The clinic closes at 1pm. The attenders walk us out, we get back into the ambulance that will take us to the hospital whose outreach program runs this clinic. On the way back, Dr. D.M and I discuss my experience. My most vivid impression of the two hours I have spent is of how incredibly diverse the clientele is. I have spoken to mothers who are day laborers, who work as receptionists and speak English, some who are fairly well educated and some who are illiterate. The phrase “government hospital” evokes images of lines of women carrying malnourished babies, wearing tattered sarees. In reality though, the PHC serves as a first contact for pretty much anyone living in the vicinity and this includes educated women and their families. What also stands out is that most of these babies look okay - other than the one who was clearly malnourished, most babies were decently sized, many were exclusively breastfed. What is more worrying is the standard of nutrition for the mothers. New mothers are not counseled on nutrition and most do not eat vegetables and fruits, with the result that most of them suffer from constipation; some are dehydrated.

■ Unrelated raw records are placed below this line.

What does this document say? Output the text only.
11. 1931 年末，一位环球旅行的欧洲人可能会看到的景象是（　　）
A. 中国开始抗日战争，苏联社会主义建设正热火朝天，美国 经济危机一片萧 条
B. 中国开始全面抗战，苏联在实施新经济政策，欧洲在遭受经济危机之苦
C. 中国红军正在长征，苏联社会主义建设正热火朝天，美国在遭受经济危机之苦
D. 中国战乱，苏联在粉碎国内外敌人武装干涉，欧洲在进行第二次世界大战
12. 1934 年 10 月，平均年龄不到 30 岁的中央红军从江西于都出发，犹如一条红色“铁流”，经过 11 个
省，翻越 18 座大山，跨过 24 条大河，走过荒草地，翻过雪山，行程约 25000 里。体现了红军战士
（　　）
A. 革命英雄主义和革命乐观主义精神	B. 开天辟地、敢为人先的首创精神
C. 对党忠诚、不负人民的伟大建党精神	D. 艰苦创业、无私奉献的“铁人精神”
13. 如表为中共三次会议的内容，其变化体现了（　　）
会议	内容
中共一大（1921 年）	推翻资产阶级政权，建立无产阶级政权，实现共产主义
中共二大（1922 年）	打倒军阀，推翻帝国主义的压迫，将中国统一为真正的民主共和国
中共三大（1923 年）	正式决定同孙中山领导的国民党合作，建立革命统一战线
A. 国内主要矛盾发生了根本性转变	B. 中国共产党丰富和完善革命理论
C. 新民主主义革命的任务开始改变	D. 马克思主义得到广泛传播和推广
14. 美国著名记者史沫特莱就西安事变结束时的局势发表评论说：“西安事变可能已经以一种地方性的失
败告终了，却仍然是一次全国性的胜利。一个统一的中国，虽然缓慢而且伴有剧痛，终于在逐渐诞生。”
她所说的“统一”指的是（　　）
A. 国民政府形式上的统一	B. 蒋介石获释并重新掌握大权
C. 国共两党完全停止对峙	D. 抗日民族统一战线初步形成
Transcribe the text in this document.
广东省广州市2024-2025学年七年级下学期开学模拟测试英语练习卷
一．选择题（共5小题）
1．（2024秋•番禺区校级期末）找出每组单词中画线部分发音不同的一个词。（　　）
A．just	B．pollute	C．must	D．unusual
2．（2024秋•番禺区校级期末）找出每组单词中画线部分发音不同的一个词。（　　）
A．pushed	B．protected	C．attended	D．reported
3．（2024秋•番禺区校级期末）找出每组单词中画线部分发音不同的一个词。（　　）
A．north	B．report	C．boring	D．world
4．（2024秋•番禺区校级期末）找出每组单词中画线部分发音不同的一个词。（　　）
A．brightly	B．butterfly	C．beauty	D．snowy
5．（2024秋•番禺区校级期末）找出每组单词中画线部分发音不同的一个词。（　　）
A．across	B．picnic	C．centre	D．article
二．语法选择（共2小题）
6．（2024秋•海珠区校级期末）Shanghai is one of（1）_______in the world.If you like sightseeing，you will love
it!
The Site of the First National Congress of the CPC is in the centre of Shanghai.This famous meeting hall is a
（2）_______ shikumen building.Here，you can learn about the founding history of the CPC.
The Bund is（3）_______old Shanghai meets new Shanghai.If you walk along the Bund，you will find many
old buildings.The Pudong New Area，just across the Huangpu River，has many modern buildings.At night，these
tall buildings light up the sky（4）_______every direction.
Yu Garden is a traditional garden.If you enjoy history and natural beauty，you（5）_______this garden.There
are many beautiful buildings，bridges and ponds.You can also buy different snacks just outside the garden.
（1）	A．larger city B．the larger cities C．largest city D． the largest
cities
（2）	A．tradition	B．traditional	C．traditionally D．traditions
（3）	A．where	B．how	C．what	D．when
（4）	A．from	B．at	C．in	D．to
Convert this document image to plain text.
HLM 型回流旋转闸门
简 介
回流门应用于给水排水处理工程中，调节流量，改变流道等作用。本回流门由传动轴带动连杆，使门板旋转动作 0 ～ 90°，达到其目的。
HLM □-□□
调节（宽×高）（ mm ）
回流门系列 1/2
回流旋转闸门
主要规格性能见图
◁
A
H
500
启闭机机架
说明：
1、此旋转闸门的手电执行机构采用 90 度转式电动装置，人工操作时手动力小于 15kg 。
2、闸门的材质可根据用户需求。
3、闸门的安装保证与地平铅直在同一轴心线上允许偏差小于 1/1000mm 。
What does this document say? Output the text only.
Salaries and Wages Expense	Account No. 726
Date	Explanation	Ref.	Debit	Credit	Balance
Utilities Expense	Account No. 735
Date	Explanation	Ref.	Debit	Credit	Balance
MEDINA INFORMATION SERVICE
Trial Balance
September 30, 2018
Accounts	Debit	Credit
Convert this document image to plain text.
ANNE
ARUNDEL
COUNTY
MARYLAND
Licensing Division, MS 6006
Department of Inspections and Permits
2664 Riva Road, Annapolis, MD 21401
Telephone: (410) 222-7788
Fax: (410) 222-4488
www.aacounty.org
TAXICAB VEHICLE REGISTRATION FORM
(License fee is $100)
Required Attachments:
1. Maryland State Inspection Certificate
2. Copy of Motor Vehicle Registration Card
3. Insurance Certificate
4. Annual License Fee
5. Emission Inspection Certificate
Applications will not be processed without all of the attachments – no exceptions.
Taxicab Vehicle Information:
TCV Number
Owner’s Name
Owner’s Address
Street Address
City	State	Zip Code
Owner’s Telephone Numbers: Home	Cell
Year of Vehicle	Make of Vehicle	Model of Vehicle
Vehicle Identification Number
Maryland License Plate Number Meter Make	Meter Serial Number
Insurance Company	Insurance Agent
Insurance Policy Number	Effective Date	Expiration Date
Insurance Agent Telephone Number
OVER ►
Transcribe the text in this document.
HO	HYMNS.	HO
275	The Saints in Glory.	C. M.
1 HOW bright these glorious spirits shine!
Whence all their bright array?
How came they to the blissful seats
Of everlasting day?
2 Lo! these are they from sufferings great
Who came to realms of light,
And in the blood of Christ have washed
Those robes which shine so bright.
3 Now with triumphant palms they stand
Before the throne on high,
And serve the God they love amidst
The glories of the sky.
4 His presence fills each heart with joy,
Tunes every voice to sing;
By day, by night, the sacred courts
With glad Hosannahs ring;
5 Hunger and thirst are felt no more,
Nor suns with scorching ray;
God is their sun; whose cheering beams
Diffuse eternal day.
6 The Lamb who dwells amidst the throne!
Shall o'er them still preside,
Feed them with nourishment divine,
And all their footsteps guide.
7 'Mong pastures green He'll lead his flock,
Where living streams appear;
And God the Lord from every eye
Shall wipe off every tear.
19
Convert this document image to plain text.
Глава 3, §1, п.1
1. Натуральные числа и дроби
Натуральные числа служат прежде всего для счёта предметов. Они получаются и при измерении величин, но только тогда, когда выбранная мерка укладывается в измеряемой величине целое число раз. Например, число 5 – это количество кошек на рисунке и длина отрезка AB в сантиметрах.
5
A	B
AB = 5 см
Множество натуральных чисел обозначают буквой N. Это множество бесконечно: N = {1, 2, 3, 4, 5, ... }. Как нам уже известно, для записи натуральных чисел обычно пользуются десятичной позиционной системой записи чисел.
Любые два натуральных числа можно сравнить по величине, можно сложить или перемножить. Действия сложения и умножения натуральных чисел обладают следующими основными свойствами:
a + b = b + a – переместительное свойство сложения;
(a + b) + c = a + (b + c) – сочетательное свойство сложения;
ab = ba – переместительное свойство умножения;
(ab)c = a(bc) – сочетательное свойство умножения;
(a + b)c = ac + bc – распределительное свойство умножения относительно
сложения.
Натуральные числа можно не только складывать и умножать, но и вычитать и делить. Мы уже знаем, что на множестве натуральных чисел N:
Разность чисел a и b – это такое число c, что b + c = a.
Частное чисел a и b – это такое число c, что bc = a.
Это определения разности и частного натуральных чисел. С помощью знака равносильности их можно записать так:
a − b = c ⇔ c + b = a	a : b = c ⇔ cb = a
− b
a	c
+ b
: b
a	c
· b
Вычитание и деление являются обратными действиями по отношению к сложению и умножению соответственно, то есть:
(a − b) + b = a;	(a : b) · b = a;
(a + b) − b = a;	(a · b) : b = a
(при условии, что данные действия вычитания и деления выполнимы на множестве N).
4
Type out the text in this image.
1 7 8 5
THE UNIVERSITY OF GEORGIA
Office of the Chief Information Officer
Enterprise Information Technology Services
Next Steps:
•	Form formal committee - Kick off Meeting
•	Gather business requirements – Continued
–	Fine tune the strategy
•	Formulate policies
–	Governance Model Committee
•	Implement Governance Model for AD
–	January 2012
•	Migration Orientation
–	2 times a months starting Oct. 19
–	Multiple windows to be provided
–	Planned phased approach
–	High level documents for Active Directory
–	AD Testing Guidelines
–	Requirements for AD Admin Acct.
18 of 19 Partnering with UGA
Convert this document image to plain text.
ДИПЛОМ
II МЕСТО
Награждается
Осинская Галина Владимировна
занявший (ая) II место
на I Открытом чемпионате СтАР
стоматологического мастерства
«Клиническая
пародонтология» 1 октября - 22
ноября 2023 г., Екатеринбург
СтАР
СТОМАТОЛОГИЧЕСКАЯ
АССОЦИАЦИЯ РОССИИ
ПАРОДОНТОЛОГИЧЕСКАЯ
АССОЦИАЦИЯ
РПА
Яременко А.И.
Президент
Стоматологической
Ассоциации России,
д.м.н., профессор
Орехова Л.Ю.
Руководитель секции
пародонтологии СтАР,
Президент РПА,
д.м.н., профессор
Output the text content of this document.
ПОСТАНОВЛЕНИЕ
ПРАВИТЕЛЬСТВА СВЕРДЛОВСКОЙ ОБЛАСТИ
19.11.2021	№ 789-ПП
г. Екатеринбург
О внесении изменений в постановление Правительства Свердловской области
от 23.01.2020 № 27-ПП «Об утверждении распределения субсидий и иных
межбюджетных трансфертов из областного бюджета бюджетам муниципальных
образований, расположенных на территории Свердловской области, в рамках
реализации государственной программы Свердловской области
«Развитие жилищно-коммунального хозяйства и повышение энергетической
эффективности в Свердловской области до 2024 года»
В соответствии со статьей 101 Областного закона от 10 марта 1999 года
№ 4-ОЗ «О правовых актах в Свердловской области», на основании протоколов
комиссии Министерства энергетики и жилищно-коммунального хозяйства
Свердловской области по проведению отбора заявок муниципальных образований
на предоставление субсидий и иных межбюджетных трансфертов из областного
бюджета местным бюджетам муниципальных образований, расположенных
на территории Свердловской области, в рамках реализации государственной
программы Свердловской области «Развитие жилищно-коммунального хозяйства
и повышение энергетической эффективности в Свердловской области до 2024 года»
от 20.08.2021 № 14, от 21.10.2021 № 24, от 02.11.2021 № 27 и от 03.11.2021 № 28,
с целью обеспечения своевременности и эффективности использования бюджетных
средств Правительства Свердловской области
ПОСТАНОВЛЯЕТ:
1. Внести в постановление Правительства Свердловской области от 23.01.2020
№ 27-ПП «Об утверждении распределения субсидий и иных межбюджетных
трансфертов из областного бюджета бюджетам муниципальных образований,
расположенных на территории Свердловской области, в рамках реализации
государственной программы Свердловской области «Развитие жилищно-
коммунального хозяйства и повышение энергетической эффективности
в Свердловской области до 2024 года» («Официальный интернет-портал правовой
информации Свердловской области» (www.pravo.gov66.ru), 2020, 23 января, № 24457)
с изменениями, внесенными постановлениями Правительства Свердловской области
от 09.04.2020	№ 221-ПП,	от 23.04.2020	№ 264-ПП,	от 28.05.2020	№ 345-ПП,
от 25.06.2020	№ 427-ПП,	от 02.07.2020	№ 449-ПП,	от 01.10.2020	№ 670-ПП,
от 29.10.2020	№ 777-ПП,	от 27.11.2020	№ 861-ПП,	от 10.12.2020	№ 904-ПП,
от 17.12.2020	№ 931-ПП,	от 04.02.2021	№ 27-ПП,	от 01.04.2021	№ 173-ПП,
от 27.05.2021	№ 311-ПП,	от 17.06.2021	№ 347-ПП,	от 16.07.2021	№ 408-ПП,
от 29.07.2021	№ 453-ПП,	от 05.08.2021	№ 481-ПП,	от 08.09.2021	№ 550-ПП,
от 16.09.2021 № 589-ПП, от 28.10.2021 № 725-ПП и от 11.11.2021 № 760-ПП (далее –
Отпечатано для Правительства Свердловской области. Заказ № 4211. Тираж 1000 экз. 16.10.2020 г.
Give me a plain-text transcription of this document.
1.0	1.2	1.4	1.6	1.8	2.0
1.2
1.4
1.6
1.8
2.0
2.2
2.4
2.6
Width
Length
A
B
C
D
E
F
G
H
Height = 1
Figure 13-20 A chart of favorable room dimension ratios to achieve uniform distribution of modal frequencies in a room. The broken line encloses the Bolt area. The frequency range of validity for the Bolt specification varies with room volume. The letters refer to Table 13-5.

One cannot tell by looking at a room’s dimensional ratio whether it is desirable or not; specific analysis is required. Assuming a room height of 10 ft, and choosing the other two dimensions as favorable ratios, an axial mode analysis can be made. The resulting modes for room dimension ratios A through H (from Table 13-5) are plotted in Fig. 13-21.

Dr. D.M urges me to come for their antenatal clinic, since this is the time, she says, where counseling is desperately required, but no one available to provide it. I hesitate to commit because I don’t want to take on too many new commitments. I don’t want to stop going to the postnatal clinic, now that I have experienced it and feel it might be better to gain some mastery on one aspect before tackling another new one.

A good introduction, all in all, to the world of the PHC.